Early mobilization reduces the medical care cost and the risk of disuse syndrome in patients with acute osteoporotic vertebral fractures

2021 
Abstract Study design A retrospective observational study. Purpose To compare two conservative treatments for acute osteoporotic vertebral fractures (OVFs). Overview of literature Several studies have reported conservative treatments for OVFs in terms of using a brace, rehabilitation, and bed rest. However, there is no consensus about the conservative treatment for OVFs. Methods We evaluated 68 patients with acute OVF treated in our hospital from 2007 to 2011. Thirty-four patients treated in prolonged bed rest (PBR) regimen underwent rehabilitation wearing a Jewett’s brace after three weeks of bed rest. In contrast, the other 34 patients underwent rehabilitation wearing a Jewett’s brace as soon as possible, which we called a stir-up (SU) regimen.

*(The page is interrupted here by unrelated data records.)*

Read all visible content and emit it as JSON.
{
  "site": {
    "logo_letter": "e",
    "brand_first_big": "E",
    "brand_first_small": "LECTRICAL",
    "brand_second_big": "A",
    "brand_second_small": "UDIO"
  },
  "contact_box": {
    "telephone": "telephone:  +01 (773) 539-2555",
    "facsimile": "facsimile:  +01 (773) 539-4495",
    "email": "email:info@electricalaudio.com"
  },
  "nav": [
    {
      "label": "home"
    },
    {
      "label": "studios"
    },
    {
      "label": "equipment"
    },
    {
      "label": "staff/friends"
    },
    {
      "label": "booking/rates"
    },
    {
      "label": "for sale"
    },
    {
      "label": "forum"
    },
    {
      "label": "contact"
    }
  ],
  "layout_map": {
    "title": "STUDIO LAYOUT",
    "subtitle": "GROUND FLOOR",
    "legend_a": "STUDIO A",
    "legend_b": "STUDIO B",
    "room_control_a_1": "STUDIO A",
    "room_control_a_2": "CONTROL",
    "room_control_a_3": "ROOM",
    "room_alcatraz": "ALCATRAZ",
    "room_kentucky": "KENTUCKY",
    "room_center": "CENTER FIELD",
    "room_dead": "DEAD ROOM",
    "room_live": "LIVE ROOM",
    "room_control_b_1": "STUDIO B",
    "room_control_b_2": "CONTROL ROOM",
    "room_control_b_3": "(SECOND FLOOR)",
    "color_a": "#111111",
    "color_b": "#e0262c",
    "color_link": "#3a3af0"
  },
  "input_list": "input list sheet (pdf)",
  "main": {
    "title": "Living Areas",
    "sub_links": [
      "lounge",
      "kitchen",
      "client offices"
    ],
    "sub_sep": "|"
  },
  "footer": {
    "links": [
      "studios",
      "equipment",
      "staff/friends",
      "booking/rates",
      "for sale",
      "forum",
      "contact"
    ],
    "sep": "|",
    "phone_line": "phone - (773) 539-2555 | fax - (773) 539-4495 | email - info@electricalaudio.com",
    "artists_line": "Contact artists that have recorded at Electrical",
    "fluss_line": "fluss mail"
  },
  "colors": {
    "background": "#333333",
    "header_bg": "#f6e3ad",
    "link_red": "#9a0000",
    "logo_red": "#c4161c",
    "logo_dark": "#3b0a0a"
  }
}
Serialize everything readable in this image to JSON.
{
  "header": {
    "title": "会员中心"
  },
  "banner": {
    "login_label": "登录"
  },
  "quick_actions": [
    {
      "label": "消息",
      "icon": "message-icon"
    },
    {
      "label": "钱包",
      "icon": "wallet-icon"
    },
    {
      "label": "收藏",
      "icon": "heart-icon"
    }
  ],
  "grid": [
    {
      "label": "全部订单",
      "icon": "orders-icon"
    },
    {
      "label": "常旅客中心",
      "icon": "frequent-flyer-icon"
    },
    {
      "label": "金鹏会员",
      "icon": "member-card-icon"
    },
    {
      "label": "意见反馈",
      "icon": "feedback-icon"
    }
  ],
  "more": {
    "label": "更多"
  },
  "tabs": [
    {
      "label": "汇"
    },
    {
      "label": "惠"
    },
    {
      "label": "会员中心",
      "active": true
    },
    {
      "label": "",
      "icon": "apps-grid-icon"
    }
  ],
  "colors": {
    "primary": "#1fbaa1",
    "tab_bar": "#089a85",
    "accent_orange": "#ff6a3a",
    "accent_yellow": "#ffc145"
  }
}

We compared two treatment groups for medical costs, hospital length of stay (LOS), pain according to the numeric rating scale (NRS), the activities of daily living (ADL), and imaging studies. Results The average hospital LOS was significantly shorter in patients treated by the SU regimen, which resulted in the medical costs reduction. There was no significant difference in the NRS through 6 months between the two groups. Although many patients in both groups experienced at least one level reduction in ADL at 6 months after the injury, patients in the SU group tended to maintain their pre-injury ADL, which almost agrees with past reports. In terms of imaging studies, patients in the PBR group showed milder vertebral compression rate over time. Pseudoarthrosis occurred in 2 patients in the SU group, who presented with mild pain, which had little influence on their daily lives. Conclusion We compared two conservative treatments for OVFs. Early rehabilitation was useful treatment for OVFs to minimize the risk for disuse syndrome, maintain pre-injury ADL status, and reduce the medical costs.